February listings on Long Island and Westchester ticked up from the month before, but the supply of available homes remains near record lows, limiting the number of contracts signed.
New signed contracts have fallen year over year in both markets since early last summer, although they rose slightly over January levels, according to a February report compiled by Miller Samuel for Douglas Elliman.
Data for Long Island does not include the Hamptons or North Fork, which are seen as separate markets.
Jonathan Miller, author of the report, said the supply shortage pushed prices up so far that new sellers decided to enter the market last month.
“Similar to Westchester, Long Island has been a robust market for a long period of time and inventory has largely been burned off,” Miller said. “If inventory doubled or tripled, it would still be unusually low.”
A combination of low interest rates and a resilient economy have juiced demand for housing across the country and Long Island and Westchester are no exception. Meanwhile, new construction, which Miller said only accounts for 10 to 15 percent of inventory, has been hampered by the rising cost of materials and a shortage of trade workers.
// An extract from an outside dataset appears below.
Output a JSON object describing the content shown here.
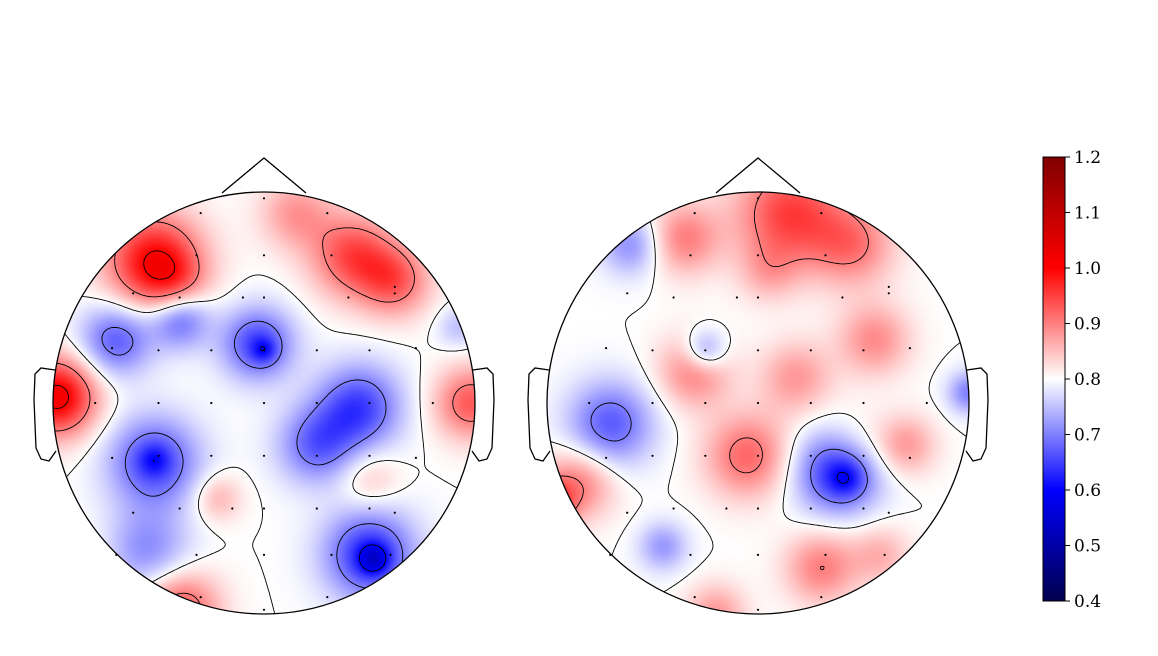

Markets from New York to San Francisco and Houston to Chicago, are experiencing similar trends. Demand in New York City’s suburbs rose dramatically during the pandemic, exacerbating the supply shortage.
While signed contracts on Long Island for single-family homes fell year-over-year by 11 percent, the number increased for those priced between $500,000 and $599,999, and from $800,000 to $1 million.
Similarly, in Westchester, new contracts overall fell by 5 percent, but rose 28 percent for houses priced at or above $2 million. Contract signings for condos in both markets were flat year-over-year.
New listings on Long Island for single-family homes rose 4.3 percent from a year ago, with an increase in the number of homes prices at $400,000 and above. The number of homes listed below that price — which are rare in any event — fell over 27 percent. In Westchester, where new listings fell by 17 percent year-over-year, only listings between $500,000 and $800,000 saw an uptick in frequency. Condo listings on Long Island fell 11 percent and rose 7 percent in Westchester.